Plugging these limits into the integral and converting to cylindrical coordinates gives,

\[\iiint\limits_{E}{{{{\bf{e}}^{ - {x^{\,2}} - {z^{\,2}}}}\,dV}} = \int_{\pi }^{{2\pi }}{{\int_{2}^{3}{{\int_{1}^{5}{{r\,{{\bf{e}}^{ - \,\,{r^{\,2}}}}\,dy}}\,dr}}\,d\theta }}\]

Don’t forget \({x^2} + {z^2} = {r^2}\) under our modified cylindrical coordinates and also don’t forget that \(dV = r\,dy\,dr\,d\theta \) and so we pick up another \(r\) when converting the \(dV\) to cylindrical coordinates (that will be very helpful with the \(r\) integration).

Show Step 5

Okay, now all we need to do is evaluate the integral. Here is the \(y\) integration.

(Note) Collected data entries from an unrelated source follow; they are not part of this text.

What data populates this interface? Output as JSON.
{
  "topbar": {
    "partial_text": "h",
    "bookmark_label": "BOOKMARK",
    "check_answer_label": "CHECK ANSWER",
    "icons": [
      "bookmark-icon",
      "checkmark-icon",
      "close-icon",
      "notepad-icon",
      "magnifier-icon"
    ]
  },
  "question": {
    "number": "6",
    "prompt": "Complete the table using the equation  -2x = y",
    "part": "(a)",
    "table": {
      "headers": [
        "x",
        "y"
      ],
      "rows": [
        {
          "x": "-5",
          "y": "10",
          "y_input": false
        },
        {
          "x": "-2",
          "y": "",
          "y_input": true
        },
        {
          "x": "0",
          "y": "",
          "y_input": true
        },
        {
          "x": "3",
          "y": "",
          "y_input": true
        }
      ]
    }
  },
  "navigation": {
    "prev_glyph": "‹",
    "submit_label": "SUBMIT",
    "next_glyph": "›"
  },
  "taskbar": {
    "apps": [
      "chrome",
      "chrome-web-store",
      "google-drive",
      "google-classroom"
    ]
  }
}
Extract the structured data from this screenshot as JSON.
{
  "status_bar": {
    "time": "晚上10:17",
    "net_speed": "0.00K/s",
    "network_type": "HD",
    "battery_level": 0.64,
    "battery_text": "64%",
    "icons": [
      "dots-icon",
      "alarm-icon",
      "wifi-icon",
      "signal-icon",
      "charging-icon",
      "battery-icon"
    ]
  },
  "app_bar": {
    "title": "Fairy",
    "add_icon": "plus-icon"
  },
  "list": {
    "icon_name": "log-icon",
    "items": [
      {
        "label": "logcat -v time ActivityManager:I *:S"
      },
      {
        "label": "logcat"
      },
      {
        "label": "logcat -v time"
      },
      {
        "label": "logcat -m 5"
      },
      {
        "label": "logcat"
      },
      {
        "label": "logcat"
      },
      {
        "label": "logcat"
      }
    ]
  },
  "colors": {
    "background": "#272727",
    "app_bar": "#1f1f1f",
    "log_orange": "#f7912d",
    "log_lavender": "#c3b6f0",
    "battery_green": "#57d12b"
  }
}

\[\begin{align*}\iiint\limits_{E}{{{{\bf{e}}^{ - {x^{\,2}} - {z^{\,2}}}}\,dV}} & = \int_{\pi }^{{2\pi }}{{\int_{2}^{3}{{\left. {r\,{{\bf{e}}^{ - \,\,{r^{\,2}}}}y} \right|_1^5\,dr}}\,d\theta }}\\ & = \int_{\pi }^{{2\pi }}{{\int_{2}^{3}{{4r\,{{\bf{e}}^{ - \,\,{r^{\,2}}}}\,dr}}\,d\theta }}\end{align*}\] Show Step 6

Next let’s do the \(r\) integration.

\[\begin{align*}\iiint\limits_{E}{{{{\bf{e}}^{ - {x^{\,2}} - {z^{\,2}}}}\,dV}} & = \int_{\pi }^{{2\pi }}{{\left. {\left( { - 2\,{{\bf{e}}^{ - \,\,{r^{\,2}}}}} \right)} \right|_2^3\,d\theta }}\\ & = \int_{\pi }^{{2\pi }}{{2\left( {{{\bf{e}}^{ - 4}} - {{\bf{e}}^{ - 9}}} \right)\,d\theta }}\end{align*}\] Show Step 7

Finally, we’ll do the \(\theta \) integration.

\[\iiint\limits_{E}{{{{\bf{e}}^{ - {x^{\,2}} - {z^{\,2}}}}\,dV}} = \left. {2\left( {{{\bf{e}}^{ - 4}} - {{\bf{e}}^{ - 9}}} \right)\theta} \right|_\pi ^{2\pi } = \require{bbox} \bbox[2pt,border:1px solid black]{{2\pi \left( {{{\bf{e}}^{ - 4}} - {{\bf{e}}^{ - 9}}} \right) = 0.1143}}\]

The trickiest part of this one was probably the sketch of \(E\). Once you see that and how to get the \(D\) for the integral the rest of the problem was pretty simple for the most part.